Stellungnahme der Stadtratsfraktion zum Austritt von Jörg Herrlinger

Zum Austritt von Jörg Herrlinger aus der grünen Stadtratsfraktion und Partei erklärt die Stadtratsfraktion folgendes:

Jörg Herrlinger hat am Montag abend (12.12.2011) erklärt, nicht weiter bei uns mitarbeiten zu wollen. Von einem „Zerwürfnis“ mit ihm wissen weder Fraktion noch Stadtverband. Er stand seit einiger Zeit mit seiner Meinung allein, doch ist seine Meinung immer respektiert worden. Gerade bei den Grünen werden abweichende Meinungen toleriert. Ob abweichende Meinungen bei Jörgs neuer Fraktion ebenso großzügig akzeptiert werden, wird man sehen.

Unzutreffend ist die Behauptung, die Grünen würden gegen alle wichtigen Homburger Projekte stimmen. Bis jetzt hat die Fraktion allen Haushaltsplänen zugestimmt. Einschließlich der Haushaltsbegleitbeschlüsse. Wir haben das Verkehrskonzept Innenstadt (Altlast Ehrmanntraut) mitgetragen, das Märktekonzept, die Maßnahmen Stadtumbau West; der Erweiterung von Kindertagesstätten sowieso, alle Engagements im sozialen Sektor ebenfalls bestätigt. Mehr als 90 % der Entscheidungen im Rat haben wir zugestimmt.

Bei 3 Themen waren wir kontrovers:

  • Umgehungsstraßen
  • Standort des Kombibads
  • Extreme Erweiterung des Gewerbegebiets am Zunderbaum

In allen 3 Fällen wird aus richtigen Ansätzen Murks gemacht, Steuergeld verschwendet, Umweltbelastungen erhöht statt begrenzt. Bis vor kurzem hat Jörg Herrlinger auch dies unterstützt, beim Thema Umgehung der B 423 sogar öffentlich für uns Stellung genommen.

Was für ein Demokratieverständnis zeigt sich, wenn jemand Opposition gegen eine Dreiviertelmehrheit im Rat als destruktiv kennzeichnet? Will er 100 %ige Mehrheiten? Opposition gehört zu den Grundpfeilern der Demokratie. Eine autoritäre Staatsform lehnen wir ab. Im Bundestag jedenfalls gibt es mehr Kontroverses als im Homburger Stadtrat.

Dass Jörg Herrlinger behauptet, die Grünen wären gegen eine ECE Ansiedlung, hat uns ebenfalls erstaunt. Woher hat er diese Information? Unser Vorsitzender Marc Piazolo hat lediglich festgestellt, dass das Schreibergutachten fachlich ungenügend ist. Wahrscheinlich muss das Projekt kleiner oder auf 2 Standorte aufgeteilt werden, um verträglich zu sein. Bisher gibt es noch keine grüne Position dazu. Die Fa. ECE hat selbst einige Zentren in Deutschland mit 10 000 qm gebaut. Warum nicht auch in Homburg? Bis heute weigert sich die Verwaltung, einen weiteren Investor zu bringen. Wir werden unsere Position zum Einkaufszentrum festlegen, sobald wir wissen, wie viele qm für die Homburger Innenstadt verträglich sind.

Jörg Herrlinger hat sich in all diesen Fragen um 180 Grad gedreht. Das ist natürlich sein gutes demokratisches Recht.

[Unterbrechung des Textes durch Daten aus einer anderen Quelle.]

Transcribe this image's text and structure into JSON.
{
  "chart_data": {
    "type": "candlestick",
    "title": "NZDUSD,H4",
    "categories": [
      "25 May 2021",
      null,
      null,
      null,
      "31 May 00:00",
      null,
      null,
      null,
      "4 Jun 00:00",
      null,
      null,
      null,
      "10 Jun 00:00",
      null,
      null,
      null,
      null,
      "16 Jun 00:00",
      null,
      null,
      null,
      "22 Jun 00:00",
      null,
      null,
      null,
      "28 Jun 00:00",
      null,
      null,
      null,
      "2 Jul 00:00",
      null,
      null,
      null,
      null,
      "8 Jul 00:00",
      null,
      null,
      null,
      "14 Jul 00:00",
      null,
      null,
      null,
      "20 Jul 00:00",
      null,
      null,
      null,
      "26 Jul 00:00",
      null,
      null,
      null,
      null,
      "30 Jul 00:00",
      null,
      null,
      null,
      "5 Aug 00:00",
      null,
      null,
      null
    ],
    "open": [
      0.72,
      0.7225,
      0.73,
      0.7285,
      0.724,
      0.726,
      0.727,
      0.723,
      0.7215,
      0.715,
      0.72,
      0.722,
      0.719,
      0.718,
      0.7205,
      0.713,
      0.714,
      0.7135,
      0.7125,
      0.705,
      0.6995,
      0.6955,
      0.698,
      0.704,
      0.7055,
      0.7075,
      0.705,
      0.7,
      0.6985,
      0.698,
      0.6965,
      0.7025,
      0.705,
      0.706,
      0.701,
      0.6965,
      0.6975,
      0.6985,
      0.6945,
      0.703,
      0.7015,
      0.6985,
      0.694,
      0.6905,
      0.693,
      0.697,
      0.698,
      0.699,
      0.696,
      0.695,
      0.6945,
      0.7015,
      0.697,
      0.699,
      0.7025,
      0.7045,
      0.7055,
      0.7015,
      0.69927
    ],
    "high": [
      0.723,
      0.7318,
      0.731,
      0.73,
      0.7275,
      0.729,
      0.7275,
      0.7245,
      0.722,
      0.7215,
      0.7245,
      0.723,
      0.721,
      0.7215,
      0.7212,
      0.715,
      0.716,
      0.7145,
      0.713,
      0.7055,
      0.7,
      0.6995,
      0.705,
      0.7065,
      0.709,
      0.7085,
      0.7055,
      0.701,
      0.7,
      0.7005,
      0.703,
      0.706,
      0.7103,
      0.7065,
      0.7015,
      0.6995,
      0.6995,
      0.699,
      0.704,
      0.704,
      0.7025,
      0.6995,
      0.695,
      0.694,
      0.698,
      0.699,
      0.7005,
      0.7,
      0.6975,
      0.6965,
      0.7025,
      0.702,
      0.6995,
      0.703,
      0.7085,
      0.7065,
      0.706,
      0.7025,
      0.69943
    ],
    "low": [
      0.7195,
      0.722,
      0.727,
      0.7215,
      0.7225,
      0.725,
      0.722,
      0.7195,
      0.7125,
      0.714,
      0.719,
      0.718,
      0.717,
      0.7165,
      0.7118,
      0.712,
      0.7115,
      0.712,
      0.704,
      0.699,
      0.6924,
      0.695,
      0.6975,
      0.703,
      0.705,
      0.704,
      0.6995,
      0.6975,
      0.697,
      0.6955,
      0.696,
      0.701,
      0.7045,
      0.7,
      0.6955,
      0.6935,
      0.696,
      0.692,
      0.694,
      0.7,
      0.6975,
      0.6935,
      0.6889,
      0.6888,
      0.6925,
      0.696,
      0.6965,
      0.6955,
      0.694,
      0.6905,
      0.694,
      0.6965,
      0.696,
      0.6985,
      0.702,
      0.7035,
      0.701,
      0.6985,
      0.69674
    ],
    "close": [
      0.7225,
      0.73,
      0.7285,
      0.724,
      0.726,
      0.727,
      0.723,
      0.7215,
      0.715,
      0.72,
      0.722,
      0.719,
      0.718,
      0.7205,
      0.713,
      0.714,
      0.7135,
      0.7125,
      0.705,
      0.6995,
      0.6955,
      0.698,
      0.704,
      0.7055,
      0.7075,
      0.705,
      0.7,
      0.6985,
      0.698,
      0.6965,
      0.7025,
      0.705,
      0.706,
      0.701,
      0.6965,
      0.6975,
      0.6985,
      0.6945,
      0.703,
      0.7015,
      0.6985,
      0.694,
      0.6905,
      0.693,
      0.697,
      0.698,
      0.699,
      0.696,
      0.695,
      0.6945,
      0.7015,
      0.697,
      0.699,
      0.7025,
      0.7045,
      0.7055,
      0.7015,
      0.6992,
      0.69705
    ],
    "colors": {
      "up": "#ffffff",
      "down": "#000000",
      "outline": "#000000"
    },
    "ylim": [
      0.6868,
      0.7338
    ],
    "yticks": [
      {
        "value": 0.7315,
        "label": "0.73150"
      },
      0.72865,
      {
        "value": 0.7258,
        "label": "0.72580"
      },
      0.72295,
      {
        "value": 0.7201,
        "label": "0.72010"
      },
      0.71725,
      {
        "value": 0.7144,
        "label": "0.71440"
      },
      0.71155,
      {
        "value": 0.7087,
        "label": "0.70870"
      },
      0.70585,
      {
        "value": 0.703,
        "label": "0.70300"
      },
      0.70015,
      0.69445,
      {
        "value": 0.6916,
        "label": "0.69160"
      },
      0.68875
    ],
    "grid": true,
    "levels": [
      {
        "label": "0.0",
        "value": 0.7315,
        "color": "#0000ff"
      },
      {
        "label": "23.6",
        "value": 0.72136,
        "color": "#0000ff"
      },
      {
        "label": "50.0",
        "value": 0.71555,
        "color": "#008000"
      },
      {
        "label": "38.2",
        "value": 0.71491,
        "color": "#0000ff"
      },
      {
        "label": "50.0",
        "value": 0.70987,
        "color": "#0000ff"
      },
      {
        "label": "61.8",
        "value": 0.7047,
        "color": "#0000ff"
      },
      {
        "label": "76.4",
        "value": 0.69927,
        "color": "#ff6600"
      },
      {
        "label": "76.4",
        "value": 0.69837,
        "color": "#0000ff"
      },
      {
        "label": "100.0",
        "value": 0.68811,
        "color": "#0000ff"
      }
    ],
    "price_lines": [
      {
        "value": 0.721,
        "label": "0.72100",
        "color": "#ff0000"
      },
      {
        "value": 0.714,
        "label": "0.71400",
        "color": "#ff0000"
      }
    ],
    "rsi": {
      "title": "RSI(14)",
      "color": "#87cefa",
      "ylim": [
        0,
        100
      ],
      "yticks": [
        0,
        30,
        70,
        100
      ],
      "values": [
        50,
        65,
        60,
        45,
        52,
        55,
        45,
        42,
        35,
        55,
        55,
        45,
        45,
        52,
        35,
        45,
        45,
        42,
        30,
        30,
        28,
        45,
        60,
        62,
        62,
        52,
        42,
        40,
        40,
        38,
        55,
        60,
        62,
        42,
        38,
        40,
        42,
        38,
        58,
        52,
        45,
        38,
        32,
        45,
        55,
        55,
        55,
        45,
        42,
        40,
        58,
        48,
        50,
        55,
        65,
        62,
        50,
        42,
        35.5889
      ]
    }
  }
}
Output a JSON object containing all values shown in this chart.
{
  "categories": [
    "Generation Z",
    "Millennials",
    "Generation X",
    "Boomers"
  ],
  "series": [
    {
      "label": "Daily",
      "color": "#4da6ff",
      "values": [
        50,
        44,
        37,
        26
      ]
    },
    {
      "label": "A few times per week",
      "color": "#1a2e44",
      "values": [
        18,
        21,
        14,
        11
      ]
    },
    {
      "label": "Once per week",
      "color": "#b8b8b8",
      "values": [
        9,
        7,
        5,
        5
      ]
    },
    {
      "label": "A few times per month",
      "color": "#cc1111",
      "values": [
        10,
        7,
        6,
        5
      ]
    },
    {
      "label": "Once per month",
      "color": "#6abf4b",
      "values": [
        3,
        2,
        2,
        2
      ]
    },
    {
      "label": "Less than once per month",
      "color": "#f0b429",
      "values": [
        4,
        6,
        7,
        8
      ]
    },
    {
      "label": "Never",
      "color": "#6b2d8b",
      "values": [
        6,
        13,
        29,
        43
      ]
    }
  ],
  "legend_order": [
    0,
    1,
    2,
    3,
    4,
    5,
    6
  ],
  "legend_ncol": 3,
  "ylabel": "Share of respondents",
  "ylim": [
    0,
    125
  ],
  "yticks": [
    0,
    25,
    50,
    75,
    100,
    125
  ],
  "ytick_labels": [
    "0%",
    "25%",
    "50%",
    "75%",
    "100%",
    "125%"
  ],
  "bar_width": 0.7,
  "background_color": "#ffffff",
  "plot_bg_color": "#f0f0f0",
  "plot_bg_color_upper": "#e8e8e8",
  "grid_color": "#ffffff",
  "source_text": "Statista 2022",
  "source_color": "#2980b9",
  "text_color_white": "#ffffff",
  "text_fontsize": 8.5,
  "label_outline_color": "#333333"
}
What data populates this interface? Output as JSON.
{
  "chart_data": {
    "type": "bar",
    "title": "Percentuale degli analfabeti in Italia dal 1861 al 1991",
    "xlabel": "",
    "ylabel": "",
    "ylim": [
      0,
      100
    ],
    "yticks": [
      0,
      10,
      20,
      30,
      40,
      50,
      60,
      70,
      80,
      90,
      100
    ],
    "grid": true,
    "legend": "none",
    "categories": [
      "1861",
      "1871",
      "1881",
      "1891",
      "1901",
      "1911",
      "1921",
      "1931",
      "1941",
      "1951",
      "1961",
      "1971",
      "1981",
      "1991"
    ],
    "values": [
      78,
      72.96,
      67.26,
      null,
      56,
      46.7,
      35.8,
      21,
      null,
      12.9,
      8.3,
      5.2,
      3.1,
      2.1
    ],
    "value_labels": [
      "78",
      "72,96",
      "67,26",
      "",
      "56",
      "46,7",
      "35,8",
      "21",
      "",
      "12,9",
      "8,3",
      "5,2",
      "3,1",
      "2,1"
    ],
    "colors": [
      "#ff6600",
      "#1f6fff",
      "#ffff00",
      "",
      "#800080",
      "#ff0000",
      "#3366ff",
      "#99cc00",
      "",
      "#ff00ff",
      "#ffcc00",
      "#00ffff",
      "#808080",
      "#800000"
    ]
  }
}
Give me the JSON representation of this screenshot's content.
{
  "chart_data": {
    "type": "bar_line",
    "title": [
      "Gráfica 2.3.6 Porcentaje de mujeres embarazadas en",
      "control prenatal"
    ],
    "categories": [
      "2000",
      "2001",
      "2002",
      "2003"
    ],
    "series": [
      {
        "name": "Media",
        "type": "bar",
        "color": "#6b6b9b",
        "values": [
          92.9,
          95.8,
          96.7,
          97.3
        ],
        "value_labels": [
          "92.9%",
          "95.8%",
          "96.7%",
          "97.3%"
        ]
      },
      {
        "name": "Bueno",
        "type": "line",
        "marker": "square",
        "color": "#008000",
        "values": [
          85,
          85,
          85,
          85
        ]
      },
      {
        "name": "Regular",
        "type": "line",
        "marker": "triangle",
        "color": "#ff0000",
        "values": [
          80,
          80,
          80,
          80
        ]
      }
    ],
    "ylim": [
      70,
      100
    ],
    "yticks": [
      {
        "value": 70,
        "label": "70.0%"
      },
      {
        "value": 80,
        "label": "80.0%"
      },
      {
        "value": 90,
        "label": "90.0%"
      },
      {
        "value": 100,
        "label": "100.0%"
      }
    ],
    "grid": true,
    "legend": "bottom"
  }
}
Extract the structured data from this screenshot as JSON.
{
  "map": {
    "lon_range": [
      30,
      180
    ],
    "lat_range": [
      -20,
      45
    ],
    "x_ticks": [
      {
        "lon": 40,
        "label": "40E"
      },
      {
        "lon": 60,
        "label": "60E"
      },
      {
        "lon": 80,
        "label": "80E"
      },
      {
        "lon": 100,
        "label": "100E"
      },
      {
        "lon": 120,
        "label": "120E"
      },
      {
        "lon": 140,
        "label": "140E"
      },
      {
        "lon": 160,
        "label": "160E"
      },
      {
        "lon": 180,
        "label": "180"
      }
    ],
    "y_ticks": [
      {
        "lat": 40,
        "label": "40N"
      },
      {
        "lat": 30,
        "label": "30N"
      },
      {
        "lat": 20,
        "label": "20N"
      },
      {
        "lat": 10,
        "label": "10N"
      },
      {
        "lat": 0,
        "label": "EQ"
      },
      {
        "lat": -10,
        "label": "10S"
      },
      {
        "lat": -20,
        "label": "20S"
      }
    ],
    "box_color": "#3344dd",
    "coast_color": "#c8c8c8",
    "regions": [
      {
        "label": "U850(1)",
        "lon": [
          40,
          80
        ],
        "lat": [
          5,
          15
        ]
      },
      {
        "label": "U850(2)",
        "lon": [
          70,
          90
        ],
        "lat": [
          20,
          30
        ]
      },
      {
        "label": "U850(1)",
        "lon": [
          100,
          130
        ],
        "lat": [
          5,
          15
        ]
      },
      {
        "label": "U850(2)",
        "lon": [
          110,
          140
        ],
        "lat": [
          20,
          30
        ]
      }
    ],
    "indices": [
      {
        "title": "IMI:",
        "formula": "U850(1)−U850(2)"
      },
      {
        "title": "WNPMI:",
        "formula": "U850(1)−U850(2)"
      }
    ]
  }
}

Vor Jahren dachte er an einen Übertritt zur Linkspartei, jetzt geht er zur CDU. Man wird sehen, was er sich als nächstes ausdenkt. Man muss allerdings sehen: Er hat bei der letzten Kommunalwahl ein Programm vertreten, das genau dem entspricht, was wir seitdem im Rat vertreten. Er wurde auf der grünen Liste gewählt. Wenn er jetzt sein Mandat in die CDU mitnimmt, verfälscht sein Verhalten das Wahlergebnis. Es ist zwar legal, aber moralisch kommt es einem Diebstahl gleich. Er schiebt politische Gründe vor, um andere Motive zu verstecken. Die wahren Motive liegen auf der persönlichen Ebene.

Wenn die CDU ihn jetzt aufnimmt, muss sie sich zweierlei überlegen:

  • Belohnt sie Verrat und unmoralisches Verhalten, wird sie selbst eines Tages verraten. Denken wir nur an die Wahl von Ministerpräsidenten in den Landtagen. Verrat wird immer mehr salonfähig.
  • Zum zweiten wird eine Zusammenarbeit mit uns schwierig sein, so lange Jörg Herrlinger Mitglied der CDU-Fraktion ist. Die CDU wird dadurch noch abhängiger von der SPD. Was manchen als Erfolg erscheint, kann langfristig zum Bumerang werden.